In “A Crime in the Neighborhood,” the initial crime is the murder of Boyd Ellison, a twelve-year-old neighborhood boy. He was not well-liked by his peers. He irritated them, bullied them, and eviscerated insects. Nevertheless, he was dead and it was a new experience for the kids on the block, one of whom is the narrator of the story.
Marsha was ten years old at the time. Her father had just left the family to run off with his wife’s youngest sister. There was a void. Anger could only fill it so far. Craziness filled it a little more. Marsha knew that her father had abandoned her. Her older twin siblings were scarcely any help. They believed in ignoring and belittling her. Marsha tells her story from the vantage point of adulthood. It is a voice strongly anchored in the present with an adult perspective overlying what happened twenty-five years ago. Berne does a masterful job of creating a story set in one time and being told in another.
In 1972, Marsha’s particular Washington D.C. suburban neighborhood was “Leave It to Beaver” country, as she recalls. When Boyd is murdered and molested, the innocence of the time is broken. That innocence has its own faults and frailties, and the bubble would have burst soon anyway, but the murder hastens it.

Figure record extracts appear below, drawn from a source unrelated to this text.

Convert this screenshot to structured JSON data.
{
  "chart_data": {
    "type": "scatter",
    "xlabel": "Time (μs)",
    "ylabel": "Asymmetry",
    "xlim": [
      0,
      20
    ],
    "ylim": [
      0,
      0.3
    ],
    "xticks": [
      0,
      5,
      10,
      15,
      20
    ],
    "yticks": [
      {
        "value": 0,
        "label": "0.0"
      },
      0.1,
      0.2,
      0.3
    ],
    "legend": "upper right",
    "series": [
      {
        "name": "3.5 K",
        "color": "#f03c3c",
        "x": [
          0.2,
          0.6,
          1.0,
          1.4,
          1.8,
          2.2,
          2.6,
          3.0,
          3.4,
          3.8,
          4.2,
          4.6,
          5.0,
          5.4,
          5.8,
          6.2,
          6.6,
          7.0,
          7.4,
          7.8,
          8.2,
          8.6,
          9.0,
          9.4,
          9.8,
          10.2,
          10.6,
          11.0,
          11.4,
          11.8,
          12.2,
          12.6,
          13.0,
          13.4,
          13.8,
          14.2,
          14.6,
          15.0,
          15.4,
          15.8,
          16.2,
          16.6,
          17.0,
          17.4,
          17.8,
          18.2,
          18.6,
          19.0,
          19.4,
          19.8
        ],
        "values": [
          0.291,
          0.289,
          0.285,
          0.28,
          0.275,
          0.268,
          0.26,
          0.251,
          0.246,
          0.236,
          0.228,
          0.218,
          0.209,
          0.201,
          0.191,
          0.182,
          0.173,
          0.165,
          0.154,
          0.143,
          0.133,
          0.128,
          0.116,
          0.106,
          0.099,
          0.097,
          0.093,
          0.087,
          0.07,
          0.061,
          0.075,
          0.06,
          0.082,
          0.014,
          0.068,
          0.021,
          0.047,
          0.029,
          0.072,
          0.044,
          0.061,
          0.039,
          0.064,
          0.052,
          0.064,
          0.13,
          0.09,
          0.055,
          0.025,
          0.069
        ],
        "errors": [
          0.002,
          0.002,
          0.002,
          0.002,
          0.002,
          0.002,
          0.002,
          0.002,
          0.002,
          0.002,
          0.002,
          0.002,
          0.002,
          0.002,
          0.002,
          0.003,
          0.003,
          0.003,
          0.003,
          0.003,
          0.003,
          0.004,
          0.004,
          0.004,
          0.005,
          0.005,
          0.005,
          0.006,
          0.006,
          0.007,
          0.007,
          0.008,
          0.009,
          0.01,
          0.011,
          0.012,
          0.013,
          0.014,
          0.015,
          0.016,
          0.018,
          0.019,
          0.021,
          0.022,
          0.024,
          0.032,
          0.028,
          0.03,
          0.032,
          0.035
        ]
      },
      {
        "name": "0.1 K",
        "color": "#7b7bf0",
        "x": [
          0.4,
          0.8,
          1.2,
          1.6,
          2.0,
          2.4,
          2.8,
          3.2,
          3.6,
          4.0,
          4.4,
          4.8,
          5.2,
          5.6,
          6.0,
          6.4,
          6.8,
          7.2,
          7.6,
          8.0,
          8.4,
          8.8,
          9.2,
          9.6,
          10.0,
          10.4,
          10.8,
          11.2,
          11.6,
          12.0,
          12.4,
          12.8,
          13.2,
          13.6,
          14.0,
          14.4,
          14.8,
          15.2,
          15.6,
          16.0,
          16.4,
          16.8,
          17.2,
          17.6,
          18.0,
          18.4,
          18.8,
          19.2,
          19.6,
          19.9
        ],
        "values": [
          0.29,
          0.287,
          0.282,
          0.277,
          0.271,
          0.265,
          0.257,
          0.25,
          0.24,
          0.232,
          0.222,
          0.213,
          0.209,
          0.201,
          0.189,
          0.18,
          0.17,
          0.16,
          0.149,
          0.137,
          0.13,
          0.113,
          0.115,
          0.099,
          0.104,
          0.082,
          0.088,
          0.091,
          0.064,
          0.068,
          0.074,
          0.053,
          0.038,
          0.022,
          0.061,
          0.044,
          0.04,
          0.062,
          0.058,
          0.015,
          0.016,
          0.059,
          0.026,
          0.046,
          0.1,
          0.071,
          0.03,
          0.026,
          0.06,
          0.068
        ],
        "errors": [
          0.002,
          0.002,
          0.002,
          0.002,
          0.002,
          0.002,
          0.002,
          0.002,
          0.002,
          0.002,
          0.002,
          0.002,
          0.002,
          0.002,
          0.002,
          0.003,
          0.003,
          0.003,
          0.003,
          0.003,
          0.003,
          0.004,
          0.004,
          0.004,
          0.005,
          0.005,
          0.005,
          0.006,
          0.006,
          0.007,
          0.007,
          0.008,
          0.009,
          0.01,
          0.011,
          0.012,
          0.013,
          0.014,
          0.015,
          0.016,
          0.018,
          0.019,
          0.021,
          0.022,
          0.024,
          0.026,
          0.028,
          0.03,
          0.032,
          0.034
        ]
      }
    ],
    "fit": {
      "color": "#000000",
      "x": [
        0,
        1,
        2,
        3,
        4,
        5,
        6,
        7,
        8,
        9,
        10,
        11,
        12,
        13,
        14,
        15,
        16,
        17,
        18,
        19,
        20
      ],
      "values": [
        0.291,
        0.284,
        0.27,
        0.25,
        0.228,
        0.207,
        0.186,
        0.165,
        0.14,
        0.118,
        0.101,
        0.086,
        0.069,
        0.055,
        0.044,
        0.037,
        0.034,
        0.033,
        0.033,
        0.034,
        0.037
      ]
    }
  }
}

In Marsha’s perfect block, an anomaly has occurred. Mr. Green, an unattractive middle-aged bachelor has moved in next door, and Marsha takes an almost instant dislike to him. By then, her father has been gone for a couple of weeks. Shortly afterwards, Boyd is murdered. Lois, Marsha’s mother, is grappling with her own abandonment issues and whatever fault she carries for the death of her marriage. She has no solace to give her strange younger daughter. The twins are effete snobs. This mixture is added to the cauldron and brought to a boil.
This is Marsha describing her father:
He was a mostly mild man with a weakness for passion, a suburban father burdened with the heart of a Russian hero without any sort of balancing grand intellect or ironic world view.
He loved thick socks and the melancholy light of evenings in late summer. He loved to mow the grass because he said that mowing released the lawn’s tender smell.
“Crime” must be redefined by the end of the book. It bears similarities to “To Kill a Mockingbird,” with its young main character, but it’s like a photographic negative of that work. It’s the end of childhood for Scout as it is for Marsha. For each there is a moral to be learned, but it’s not the same one.